In that speech, Fabio Panetta, the prominent ECB executive board member who is spearheading its cryptocurrency policy initiatives, told the Committee on Economic and Monetary Affairs of the European Parliament that “a digital euro would provide people with a level of privacy equal to or higher than that of private digital solutions.”
Putting a threshold for full AML checks in place — perhaps 200 euros, he suggested — would allow a digital euro “to replicate some cash-like features and enable greater privacy for lower-value payments, which are usually low risk in terms of money laundering, terrorism financing and violations of relevant EU law.”
That would also make the offline transactions far easier to manage, Panetta told the committee, noting that retail stores payments, eCommerce and in person-to-person transactions are uses that the European public considers vital for a CBDC, according to a recent survey. The number one concern on that survey was protecting personal privacy.
Considering a transaction made in a merchant’s shop with a 200-euro banknote, Panetta said using a digital euro wallet “would be very similar to making a cash payment.”

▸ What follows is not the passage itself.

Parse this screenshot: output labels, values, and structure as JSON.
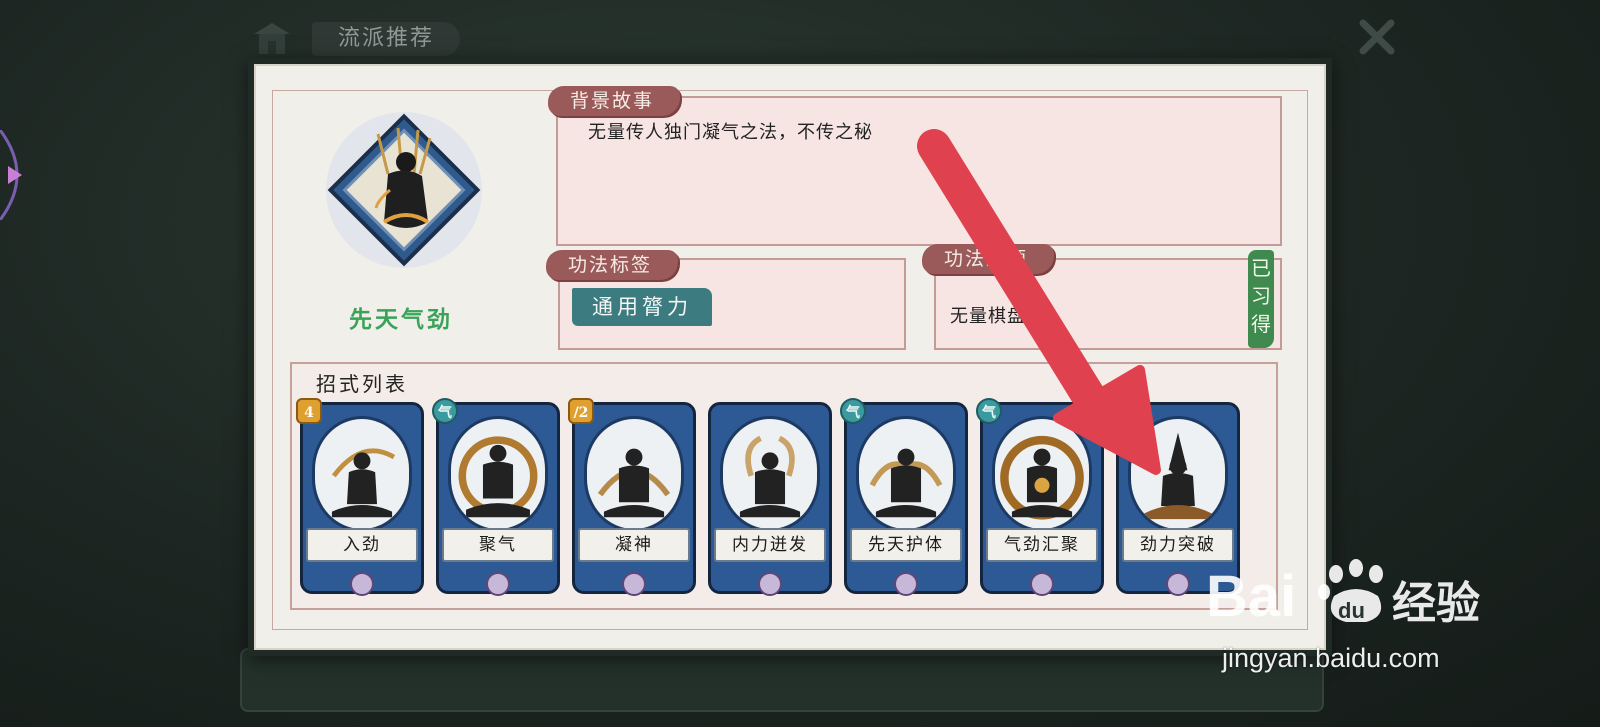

Asking why different standards should apply, he said “the risk that it is used for money laundering purposes hardly seems higher than for a physical 200 euro banknote, especially if the chip requires biometric authentication before you can use it.”
While an initial know-your-customer (KYC) collection of identifying data would be collected when someone opens a digital wallet account, both personal identification and transaction data would only be accessible to the “intermediaries” in the payment processing industry who need it to complete transactions, Panetta said.
Less Tolerant
In his report to the European Parliament’s Economic and Monetary Affairs committee on Wednesday (March 30), Panetta left no doubt about the ECB’s opinion of cryptocurrency.
In a comment that encompassed both Russian sanction-busting and the staggeringly high energy requirements of bitcoin, Panetta called for a “less tolerant approach” towards bitcoin and other cryptocurrencies, CoinDesk reported.
Calling them “pure gambling,” Panetta said bitcoin and its ilk are “not used for payments, do not pay any dividend” and have “no economic activity behind them.”
“They have no social role,” he added.
Of course, bitcoin and stablecoins could have a role in the payments industry, which would give them a social role, if the ECB and EU lawmakers stopped making them harder to use.
This comes as the EU parliament votes Thursday (March 31) on a proposal to ban both anonymous crypto exchanges and crypto transactions outright.
The provisions to be added to the EU’s forthcoming Markets in Crypto Assets (MiCA) regulatory framework would have the effect of banning the decentralized exchanges, or DEXs, at the heart of decentralized finance.
See more: EU Parliament To Debate Blockchain Bill After Crypto Bill
It would outlaw any exchange “that is not established in any jurisdiction or does not have a central contact point or substantive management presence in any jurisdiction and that is unaffiliated with a regulated entity or that operates in the Union.”
But, it goes beyond DeFi transactions, requiring crypto-asset service providers like exchanges to gather KYC information on any transaction, regardless of amount — even those of privately hosted wallets.
This amounts to another way to make cryptocurrencies and stablecoins second-class citizens in the payments world, as it would scrap a previous proposal to give them parity with cash transactions, which have an AML/KYC reporting floor of 1,000 euros.
See also: EU Lawmakers to Vote on Tougher Crypto Transaction Requirements
This de facto ban on using private, non-hosted wallets matches a proposal made by outgoing U.S. Treasury Secretary Steven Mnuchin in December 2020, and resurrected by Sen. Elizabeth Warren, D-Mass., on March 8 to require exchanges and other virtual asset service providers, or VASPs, to collect and report and transactions with privately hosted wallets.